Я не был наивен. Это впечатление о суде я сохранил и по сей день. Я — один из немногих известных мне адвокатов, который содержит свою мантию в идеальной чистоте: воротничок, ленточки и манжеты щегольски накрахмалены, полосатые брюки подобающе отглажены, туфли сверкают. Я горжусь тем, что в газетах часто пишут, как элегантно я выгляжу в суде. Закон заслуживает этого. Закон и сам элегантен. Парджеттер позаботился о том, чтобы у меня не было глуповато-романтических представлений о законе, но он знал, что доля романтизма в моем отношении к закону есть, и если бы он хотел, чтобы она исчезла, то непременно добился бы этого. Как-то раз он сделал мне потрясающий комплимент.
— Думаю, из вас выйдет адвокат, — сказал он. — У вас есть для этого два необходимых качества: воображение и способности. Хороший адвокат — это альтер эго[85] клиента. Его задача — говорить то, что сказал бы сам клиент, если бы обладал нужными знаниями и мог выступить достаточно убедительно.

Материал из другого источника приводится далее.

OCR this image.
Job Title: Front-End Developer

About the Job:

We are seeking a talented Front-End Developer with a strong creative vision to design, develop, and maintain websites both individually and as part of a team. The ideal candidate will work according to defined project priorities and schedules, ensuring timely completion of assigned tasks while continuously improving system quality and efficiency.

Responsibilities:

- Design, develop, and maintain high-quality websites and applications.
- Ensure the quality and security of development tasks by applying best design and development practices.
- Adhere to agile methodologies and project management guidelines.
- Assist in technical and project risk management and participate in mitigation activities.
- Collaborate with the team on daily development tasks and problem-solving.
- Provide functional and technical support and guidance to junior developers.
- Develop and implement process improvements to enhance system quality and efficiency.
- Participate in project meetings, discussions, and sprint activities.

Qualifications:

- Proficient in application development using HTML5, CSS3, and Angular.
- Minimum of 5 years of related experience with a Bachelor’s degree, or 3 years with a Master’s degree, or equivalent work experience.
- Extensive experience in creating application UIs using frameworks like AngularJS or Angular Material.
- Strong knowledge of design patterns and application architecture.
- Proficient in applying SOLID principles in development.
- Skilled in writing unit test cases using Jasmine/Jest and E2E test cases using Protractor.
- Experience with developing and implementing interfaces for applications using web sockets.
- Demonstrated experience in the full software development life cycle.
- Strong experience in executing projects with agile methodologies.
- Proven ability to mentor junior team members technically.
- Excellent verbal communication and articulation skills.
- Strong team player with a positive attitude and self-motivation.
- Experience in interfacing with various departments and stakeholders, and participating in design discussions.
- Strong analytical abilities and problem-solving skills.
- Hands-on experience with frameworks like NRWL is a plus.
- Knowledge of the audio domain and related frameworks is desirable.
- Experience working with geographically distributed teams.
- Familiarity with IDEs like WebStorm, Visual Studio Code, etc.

Способности идут рука об руку со знанием, убедительность зависит от воображения. Но когда я говорю о воображении, я имею в виду умение видеть предмет всесторонне и взвешивать все возможности. Это вам не какая-нибудь фантазия, поэзия и лунный свет. Воображение — крепкая лошадка, которая скачет по земле, а не ковер-самолет, уносящий вас прочь от реальности.
Наверно, в духовном плане я в тот день подрос на целый фут.